E’ morto William Peter Blatty, classe 1928, una lunga vita molto povera ai suoi inizi.
Nella New York di quei decenni fra le due guerre tanti hanno fatto dure gavette prima di arrivare.
E William di strada ne ha fatta tanta, vendendo aspirapolvere, entrando in Aeronautica, tornandosene in Libano da dove proveniva la famiglia, ritornando indietro in cerca di fortuna.
Ma intanto studia, i Gesuiti gli danno una mano e lui ne farà i protagonisti del suo capolavoro, quell’Esorcista che segnò il suo incontro con William Friedkin.
Una simbiosi fra i due, solo così si può definire il legame che, nascendo dal romanzo, ha prodotto un capolavoro del cinema che resiste inossidabile al passare del tempo.
E proprio Friedkin ha dato notizia della sua morte in una breve nota su Twitter:
“ William Peter Blatty caro amico e fratello che creò l’Esorcista è morto ieri”.
Dieci milioni di copie vendute, la sceneggiatura del film scritta a quattro mani, Blatty vince un Oscar per la sceneggiatura non originale e due Golden Globe.
Questa la sintesi estrema di una vita che ora è finita lasciando dietro di sé un lungo ricordo, “fin quando il sole risplenderà sulle sciagure umane”.
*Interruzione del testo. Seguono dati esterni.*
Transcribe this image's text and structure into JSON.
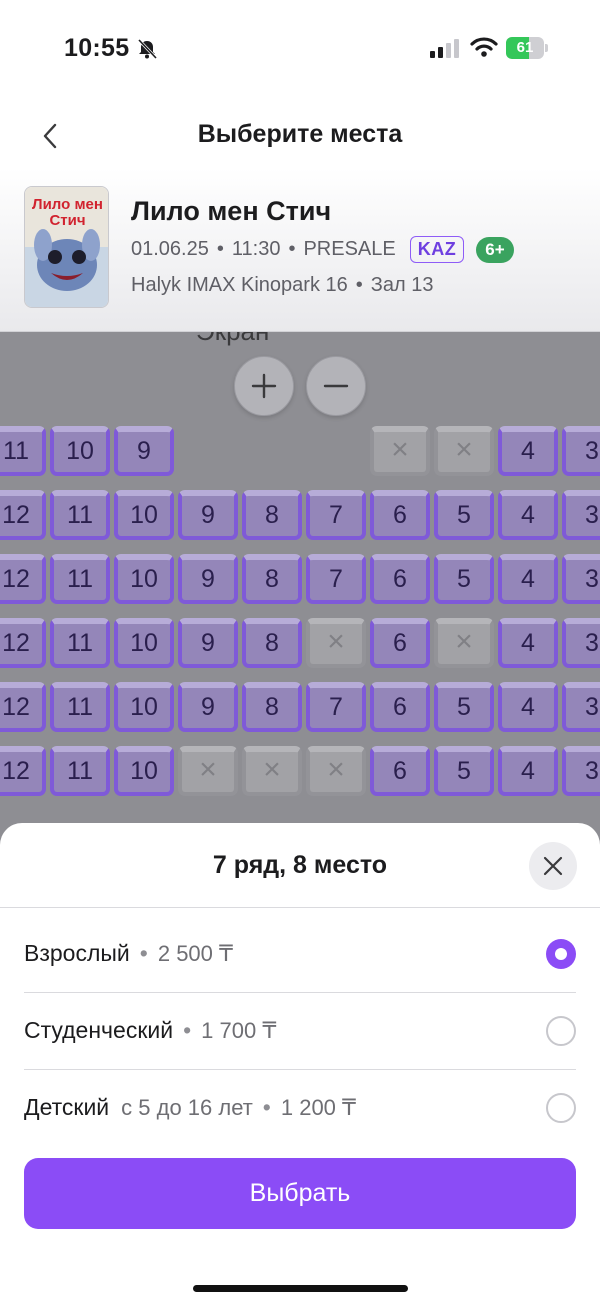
{
  "status_bar": {
    "time": "10:55",
    "battery": "61",
    "battery_level": 0.61
  },
  "header": {
    "title": "Выберите места"
  },
  "movie": {
    "title": "Лило мен Стич",
    "date": "01.06.25",
    "time": "11:30",
    "sale_status": "PRESALE",
    "language": "KAZ",
    "age_rating": "6+",
    "cinema": "Halyk IMAX Kinopark 16",
    "hall": "Зал 13",
    "poster_text": "Лило мен Стич"
  },
  "seatmap": {
    "screen_label": "Экран",
    "zoom_in": "+",
    "zoom_out": "−",
    "rows": [
      {
        "seats": [
          [
            "11",
            "free"
          ],
          [
            "10",
            "free"
          ],
          [
            "9",
            "free"
          ],
          [
            "",
            "gap"
          ],
          [
            "",
            "gap"
          ],
          [
            "",
            "gap"
          ],
          [
            "",
            "taken"
          ],
          [
            "",
            "taken"
          ],
          [
            "4",
            "free"
          ],
          [
            "3",
            "free"
          ]
        ]
      },
      {
        "seats": [
          [
            "12",
            "free"
          ],
          [
            "11",
            "free"
          ],
          [
            "10",
            "free"
          ],
          [
            "9",
            "free"
          ],
          [
            "8",
            "free"
          ],
          [
            "7",
            "free"
          ],
          [
            "6",
            "free"
          ],
          [
            "5",
            "free"
          ],
          [
            "4",
            "free"
          ],
          [
            "3",
            "free"
          ]
        ]
      },
      {
        "seats": [
          [
            "12",
            "free"
          ],
          [
            "11",
            "free"
          ],
          [
            "10",
            "free"
          ],
          [
            "9",
            "free"
          ],
          [
            "8",
            "free"
          ],
          [
            "7",
            "free"
          ],
          [
            "6",
            "free"
          ],
          [
            "5",
            "free"
          ],
          [
            "4",
            "free"
          ],
          [
            "3",
            "free"
          ]
        ]
      },
      {
        "seats": [
          [
            "12",
            "free"
          ],
          [
            "11",
            "free"
          ],
          [
            "10",
            "free"
          ],
          [
            "9",
            "free"
          ],
          [
            "8",
            "free"
          ],
          [
            "",
            "taken"
          ],
          [
            "6",
            "free"
          ],
          [
            "",
            "taken"
          ],
          [
            "4",
            "free"
          ],
          [
            "3",
            "free"
          ]
        ]
      },
      {
        "seats": [
          [
            "12",
            "free"
          ],
          [
            "11",
            "free"
          ],
          [
            "10",
            "free"
          ],
          [
            "9",
            "free"
          ],
          [
            "8",
            "free"
          ],
          [
            "7",
            "free"
          ],
          [
            "6",
            "free"
          ],
          [
            "5",
            "free"
          ],
          [
            "4",
            "free"
          ],
          [
            "3",
            "free"
          ]
        ]
      },
      {
        "seats": [
          [
            "12",
            "free"
          ],
          [
            "11",
            "free"
          ],
          [
            "10",
            "free"
          ],
          [
            "",
            "taken"
          ],
          [
            "",
            "taken"
          ],
          [
            "",
            "taken"
          ],
          [
            "6",
            "free"
          ],
          [
            "5",
            "free"
          ],
          [
            "4",
            "free"
          ],
          [
            "3",
            "free"
          ]
        ]
      }
    ]
  },
  "sheet": {
    "title": "7 ряд, 8 место",
    "tickets": [
      {
        "name": "Взрослый",
        "note": "",
        "price": "2 500 ₸",
        "selected": true
      },
      {
        "name": "Студенческий",
        "note": "",
        "price": "1 700 ₸",
        "selected": false
      },
      {
        "name": "Детский",
        "note": "с 5 до 16 лет",
        "price": "1 200 ₸",
        "selected": false
      }
    ],
    "select_label": "Выбрать"
  },
  "colors": {
    "accent": "#8b4cf6",
    "seat_free": "#7f5ad8",
    "seat_taken": "#a2a2a6",
    "age_badge": "#3aa35f"
  }
}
Un giorno, non molto tempo fa, la visione del film, a lungo rimandata, mi colse di sorpresa e mi ammaliò.
Lessi il libro, di getto, più di 400 pagine che scorrono come un treno ad alta velocità.
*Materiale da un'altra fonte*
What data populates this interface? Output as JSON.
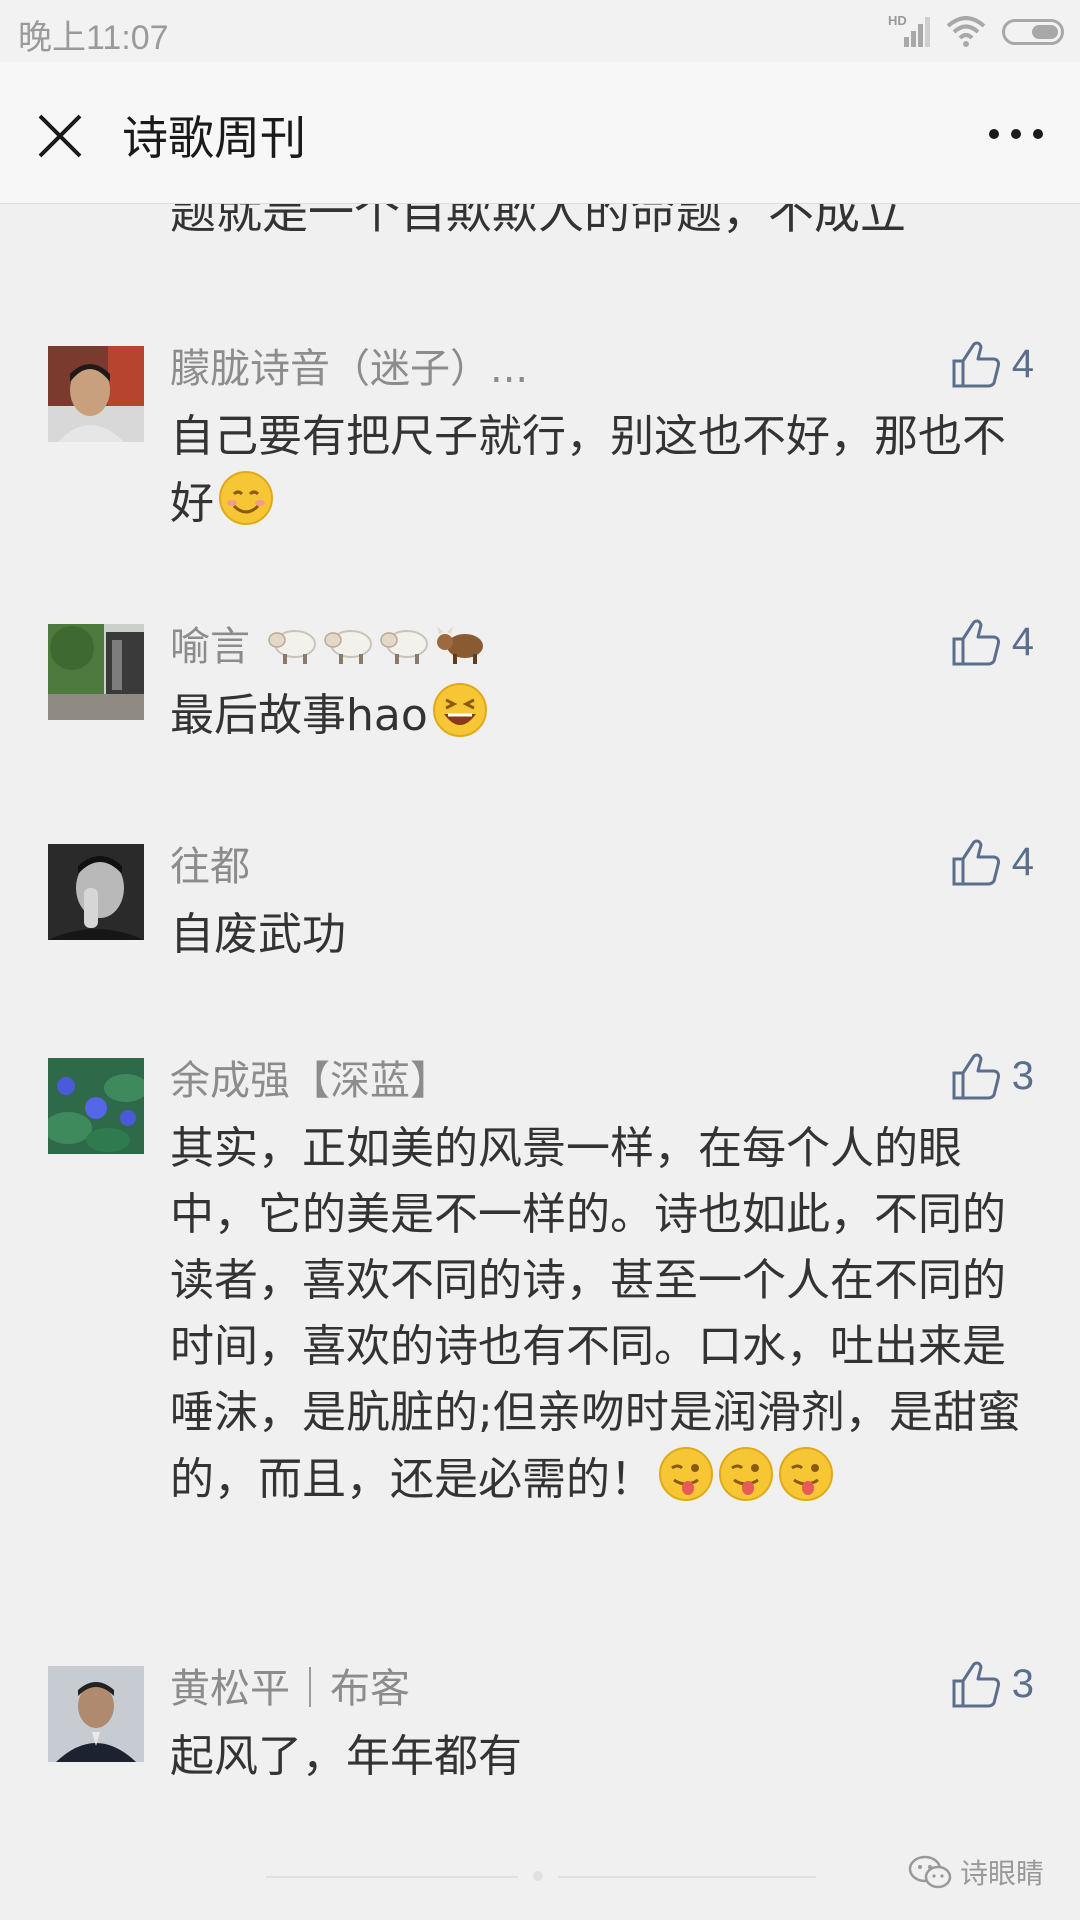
{
  "status_bar": {
    "time": "晚上11:07",
    "hd_label": "HD",
    "icons": [
      "hd-signal-icon",
      "wifi-icon",
      "battery-icon"
    ]
  },
  "header": {
    "title": "诗歌周刊",
    "close_icon": "close-icon",
    "more_icon": "more-icon"
  },
  "partial_comment_text": "题就是一个自欺欺人的命题，不成立",
  "comments": [
    {
      "name": "朦胧诗音（迷子）...",
      "likes": "4",
      "text": "自己要有把尺子就行，别这也不好，那也不好",
      "emojis": [
        "smile-emoji"
      ]
    },
    {
      "name": "喻言",
      "name_emojis": [
        "sheep-emoji",
        "sheep-emoji",
        "sheep-emoji",
        "ox-emoji"
      ],
      "likes": "4",
      "text": "最后故事hao",
      "emojis": [
        "laughing-emoji"
      ]
    },
    {
      "name": "往都",
      "likes": "4",
      "text": "自废武功"
    },
    {
      "name": "余成强【深蓝】",
      "likes": "3",
      "text": "其实，正如美的风景一样，在每个人的眼中，它的美是不一样的。诗也如此，不同的读者，喜欢不同的诗，甚至一个人在不同的时间，喜欢的诗也有不同。口水，吐出来是唾沫，是肮脏的;但亲吻时是润滑剂，是甜蜜的，而且，还是必需的！",
      "emojis": [
        "wink-tongue-emoji",
        "wink-tongue-emoji",
        "wink-tongue-emoji"
      ]
    },
    {
      "name": "黄松平｜布客",
      "likes": "3",
      "text": "起风了，年年都有"
    }
  ],
  "watermark": {
    "text": "诗眼睛",
    "icon": "wechat-icon"
  },
  "colors": {
    "like_blue": "#5a6f8e",
    "name_gray": "#8c8c8c",
    "text": "#333333",
    "background": "#f0f0f0"
  }
}
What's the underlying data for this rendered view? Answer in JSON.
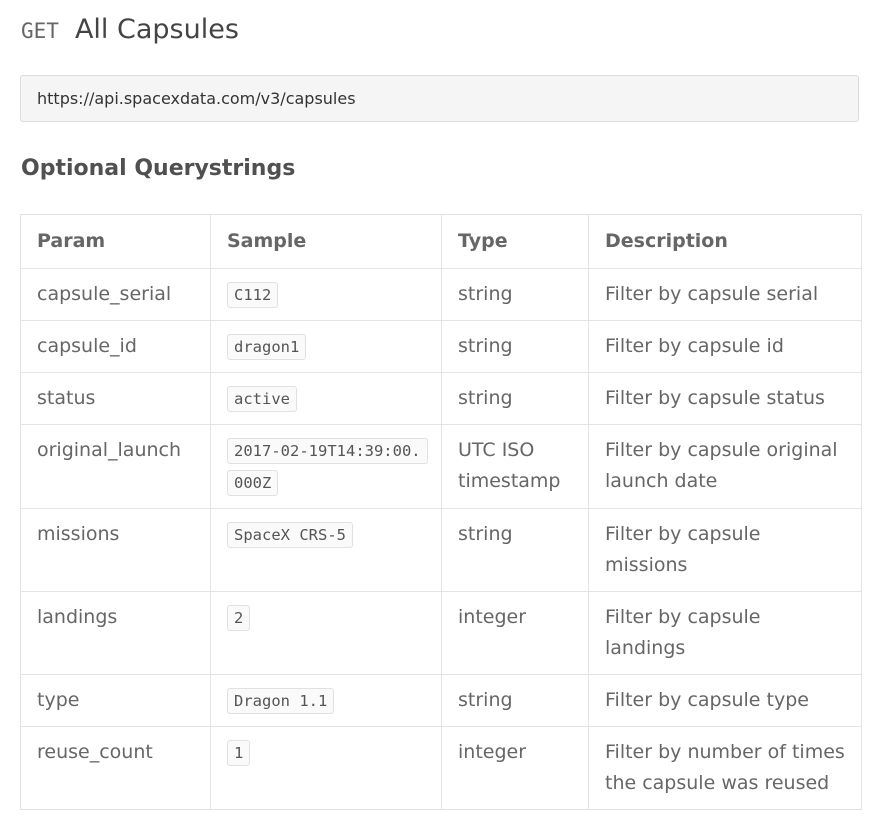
{
  "header": {
    "method": "GET",
    "title": "All Capsules"
  },
  "endpoint": {
    "url": "https://api.spacexdata.com/v3/capsules"
  },
  "querystrings": {
    "heading": "Optional Querystrings",
    "columns": [
      "Param",
      "Sample",
      "Type",
      "Description"
    ],
    "rows": [
      {
        "param": "capsule_serial",
        "sample": "C112",
        "type": "string",
        "description": "Filter by capsule serial"
      },
      {
        "param": "capsule_id",
        "sample": "dragon1",
        "type": "string",
        "description": "Filter by capsule id"
      },
      {
        "param": "status",
        "sample": "active",
        "type": "string",
        "description": "Filter by capsule status"
      },
      {
        "param": "original_launch",
        "sample": "2017-02-19T14:39:00.000Z",
        "type": "UTC ISO timestamp",
        "description": "Filter by capsule original launch date"
      },
      {
        "param": "missions",
        "sample": "SpaceX CRS-5",
        "type": "string",
        "description": "Filter by capsule missions"
      },
      {
        "param": "landings",
        "sample": "2",
        "type": "integer",
        "description": "Filter by capsule landings"
      },
      {
        "param": "type",
        "sample": "Dragon 1.1",
        "type": "string",
        "description": "Filter by capsule type"
      },
      {
        "param": "reuse_count",
        "sample": "1",
        "type": "integer",
        "description": "Filter by number of times the capsule was reused"
      }
    ]
  }
}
Pensai di farne un’analisi in parallelo, cosa del libro resta e cosa fu tagliato e perché.
Il tempo mi ha superato di gran corsa e la morte di Blatty ora mi lascia come svuotata.
E torna un pensiero di un grande oggi quasi dimenticato, Vittorio Alfieri, certo uno fuori moda, ma quanto è vero e privo di retorica quello che dice!
Mi disturba la morte, è vero. Credo che sia un errore del padreterno. Non mi ritengo per niente indispensabile, ma immaginare il mondo senza di me: che farete da soli?
E’ così, mi piaceva sapere che Blatty era ancora qui mentre mi occupavo di lui. Ora, da sola, non è più lo stesso. Ciao William Peter.